Остается загадкой, что творилась в извилистых потемках
души "вождя".
Факт, что,
в следующие за этим трагическим событием в его личной жизни, годы было
расстреляно около четверти миллиона людей из национальных меньшинств, якобы
представляющих угрозу государственной безопасности. Сталин лично подписал
смертные приговоры сорока тысячам человек.
Роберт
Конквест, автор книги "Большой террор", отмечает, что 12 декабря 1937
года Сталин одобрил 3167 смертных приговоров. Эпидемия доносов охватила все
слои общества. Люди доносили на родственников, соседей, знакомых, чтобы те
первыми не донесли на них.
Потребуется
немало поколений, чтобы избавиться от явно смертельных болезней, въевшихся в
печенки, сознание и, главное, подсознание. И это – страх, ненависть,
приобретенная или откровенно воспитываемая, – к ближнему, боязнь оговориться,
эпидемия доносительства.
Об этом я
думал в зимний морозный день последнего года второго тысячелетия, готовясь
вести экскурсию по дому-музею Пастернака в Переделкино с группой привезенных мной
ивритских писателей, и не в "холодную яму января", в которой родился.

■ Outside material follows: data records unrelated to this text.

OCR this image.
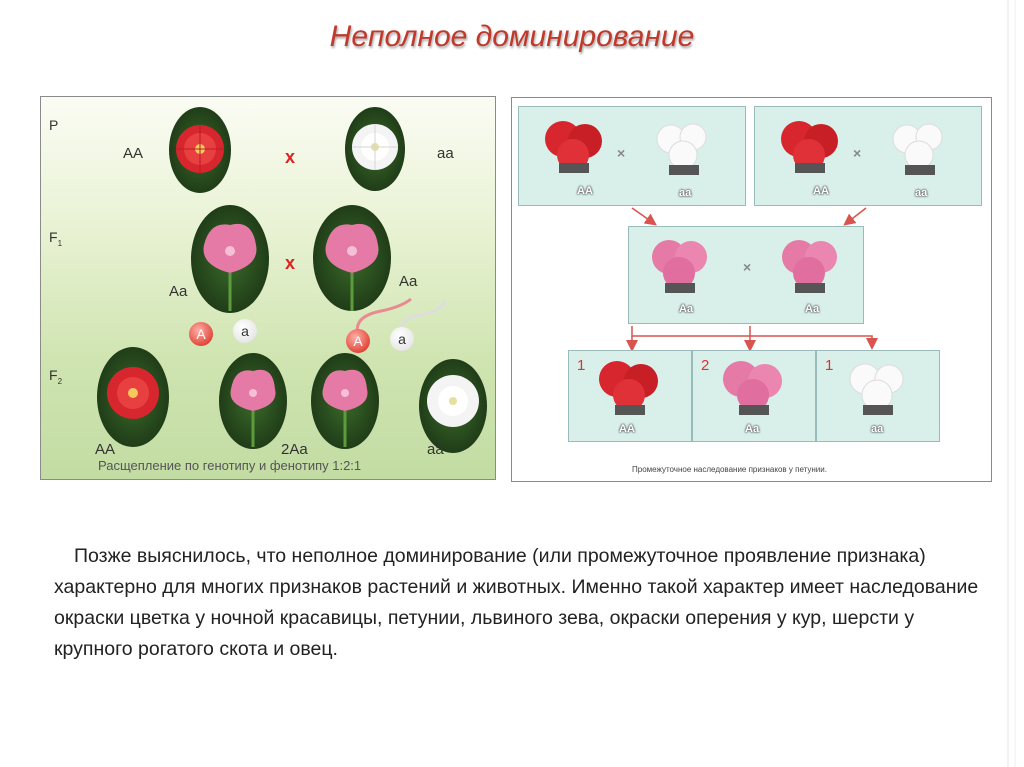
Неполное доминирование
P
$F_1$
$F_2$
AA	x	aa
Aa
x
Aa
A	a
A	a
AA	2Aa	aa
Расщепление по генотипу и фенотипу 1:2:1
×
AA	aa
×
AA	aa
×
Aa	Aa
1
AA
2
Aa
1
aa
Промежуточное наследование признаков у петунии.
Позже выяснилось, что неполное доминирование (или промежуточное проявление признака) характерно для многих признаков растений и животных. Именно такой характер имеет наследование окраски цветка у ночной красавицы, петунии, львиного зева, окраски оперения у кур, шерсти у крупного рогатого скота и овец.
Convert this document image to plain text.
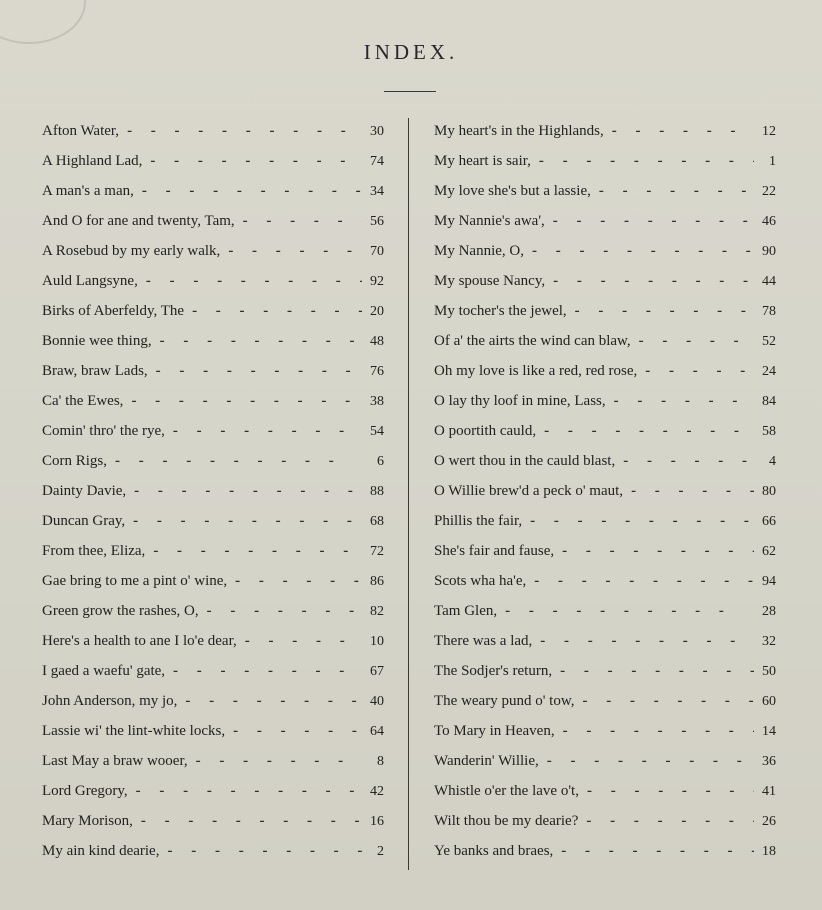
INDEX.
Afton Water, -	30
A Highland Lad, -	74
A man's a man, -	34
And O for ane and twenty, Tam, -	56
A Rosebud by my early walk, -	70
Auld Langsyne, -	92
Birks of Aberfeldy, The -	20
Bonnie wee thing, -	48
Braw, braw Lads, -	76
Ca' the Ewes, -	38
Comin' thro' the rye, -	54
Corn Rigs, -	6
Dainty Davie, -	88
Duncan Gray, -	68
From thee, Eliza, -	72
Gae bring to me a pint o' wine, -	86
Green grow the rashes, O, -	82
Here's a health to ane I lo'e dear, -	10
I gaed a waefu' gate, -	67
John Anderson, my jo, -	40
Lassie wi' the lint-white locks, -	64
Last May a braw wooer, -	8
Lord Gregory, -	42
Mary Morison, -	16
My ain kind dearie, -	2
My heart's in the Highlands, -	12
My heart is sair, -	1
My love she's but a lassie, -	22
My Nannie's awa', -	46
My Nannie, O, -	90
My spouse Nancy, -	44
My tocher's the jewel, -	78
Of a' the airts the wind can blaw, -	52
Oh my love is like a red, red rose, -	24
O lay thy loof in mine, Lass, -	84
O poortith cauld, -	58
O wert thou in the cauld blast, -	4
O Willie brew'd a peck o' maut, -	80
Phillis the fair, -	66
She's fair and fause, -	62
Scots wha ha'e, -	94
Tam Glen, -	28
There was a lad, -	32
The Sodjer's return, -	50
The weary pund o' tow, -	60
To Mary in Heaven, -	14
Wanderin' Willie, -	36
Whistle o'er the lave o't, -	41
Wilt thou be my dearie? -	26
Ye banks and braes, -	18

Я намеренно выбрал февральский день, в последний 1999 год, предшествующий
третьему тысячелетию, памятуя строки Пастернака, написанные судьбоносным летом
1917 года –
В кашне,
ладонью заслонясь,
Сквозь
фортку крикну детворе:
– Какое, милые,
сейчас
Тысячелетье
на дворе?!
День был
серый, обложной, с облаками, вытаращившими слепые бельма и медленно, но
неумолимо движущимися к обрыву, как слепцы на картине Питера Брейгеля, бредущие
за слепым поводырем, уверенно ведущим их в пропасть.
"Февраль.
Достать чернил и плакать… - Стихотворение написано Пастернаком в 1913 году, в возрасте 23 лет. На этот раз я
выступал в качестве гида. Впервые в стенах дома-музея Бориса Пастернака звучала
древнееврейская речь, вызывающая почтение у работников музея, старающихся нам
не мешать. Только потом я вдруг понял, что это было как немое освящение этих стен звуками, рожденными в тысячелетиях.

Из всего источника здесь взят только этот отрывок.